= Geoffrey Bridgeman =

British soldier and ophthalmologist (1898–1974)

Brigadier The Honourable Geoffrey John Orlando Bridgeman MC (3 July 1898 – 15 October 1974), styled The Honourable from 1929, was a British soldier and ophthalmologist.

==Background and education==
Born at Harley Street in London, Bridgeman was the second son of William Bridgeman, 1st Viscount Bridgeman. His mother Caroline was the daughter of Cecil Thomas Parker, younger son of Thomas Parker, 6th Earl of Macclesfield. Bridgeman's younger brother Maurice was a businessman and civil servant. He was educated at Eton College and went then to Trinity College, Cambridge. From 1917 he fought in the First World War, being commissioned into the Royal Field Artillery. In 1918 he was decorated with the Military Cross and after the end of the war retired as lieutenant. He resumed his studies in Cambridge and after winning a classical exhibition, Bridgeman read natural sciences and graduated with a Bachelor of Arts in 1920. Six years later at St George's Hospital he obtained a Bachelor of Medicine and in 1928 he received further a Bachelor of Medicine and a Bachelor of Surgery.

==Career==
Bridgeman worked first as chief clinical assistant at Moorfields Eye Hospital and then as ophthalmic surgeon at East Ham Memorial Hospital.
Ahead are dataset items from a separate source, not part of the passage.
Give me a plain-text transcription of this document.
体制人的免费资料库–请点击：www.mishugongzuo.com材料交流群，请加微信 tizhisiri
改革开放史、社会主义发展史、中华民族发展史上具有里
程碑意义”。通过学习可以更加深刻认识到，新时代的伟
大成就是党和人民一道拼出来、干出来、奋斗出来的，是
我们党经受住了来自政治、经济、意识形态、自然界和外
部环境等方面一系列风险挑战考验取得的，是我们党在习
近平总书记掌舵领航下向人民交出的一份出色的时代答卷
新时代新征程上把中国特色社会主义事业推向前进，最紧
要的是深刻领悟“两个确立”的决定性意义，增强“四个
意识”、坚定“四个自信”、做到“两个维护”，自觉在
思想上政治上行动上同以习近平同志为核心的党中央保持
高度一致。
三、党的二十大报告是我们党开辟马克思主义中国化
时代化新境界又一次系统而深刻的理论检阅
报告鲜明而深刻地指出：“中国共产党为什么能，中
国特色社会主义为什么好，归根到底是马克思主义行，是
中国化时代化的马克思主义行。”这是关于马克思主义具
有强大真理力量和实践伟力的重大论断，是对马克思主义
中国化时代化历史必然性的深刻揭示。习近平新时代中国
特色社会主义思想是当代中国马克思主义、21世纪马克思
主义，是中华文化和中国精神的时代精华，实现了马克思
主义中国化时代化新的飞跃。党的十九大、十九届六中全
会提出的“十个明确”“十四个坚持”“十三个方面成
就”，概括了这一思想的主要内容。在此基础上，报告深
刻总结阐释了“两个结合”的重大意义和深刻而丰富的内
Subsequently, he returned to St George's and became employed at the Western Ophthalmic Hospital. During the Second World War, he served in the Royal Army Medical Corps and gained the rank of brigadier. Bridgeman was attached to the Middle East and came afterwards to India. He was an honorary consultant ophthalmologist at the India and Burma Office and was elected a fellow of the Royal College of Surgeons of England in 1933. Bridgeman held membership of the Ophthalmological Society of the United Kingdom and of the British Medical Association.

==Family==
On 3 July 1929, Bridgeman married Mary Meriel Gertrude Talbot (18 January 1903 – 5 July 1974), daughter of the Rt. Hon. Sir George John Talbot and Gertrude Harriot Cator. The couple had three children, one son and two daughters:
- Robin John Orlando Bridgeman, 3rd Viscount Bridgeman (b. 5 December 1930).
- Helena Mary Bridgeman (b. 2 November 1932), married firstly on 18 July 1953 and divorced in 1963 The Hon. Paul Asquith (4 January 1927 – 1984), son of Cyril Asquith, Baron Asquith of Bishopstone, and Anne Stephanie Pollock, and married secondly James Francis Leslie Bayley, son of Thomas Eliot Bayley of Edinburgh, Midlothian, on 15 July 1963, living in 2003 at Wassall House, Rolvenden, Kent.
- Daphne Bridgeman (b. 9 April 1940), married on 4 December 1965 as his second wife William Howard Clive Montgomery of Rosemount House and of Greyabbey, son of Major Hugh Edward Montgomery of Greyabbey, County Down, Deputy Lieutenant (DL), living in 2003 at Greyabbey, Newtownards, County Down.

Mary died in 1961 and Bridgeman survived her until 1974. His son Robin succeeded his uncle Robert Bridgeman, 2nd Viscount Bridgeman, in his title in 1982. His granddaughter is actress Flora Montgomery.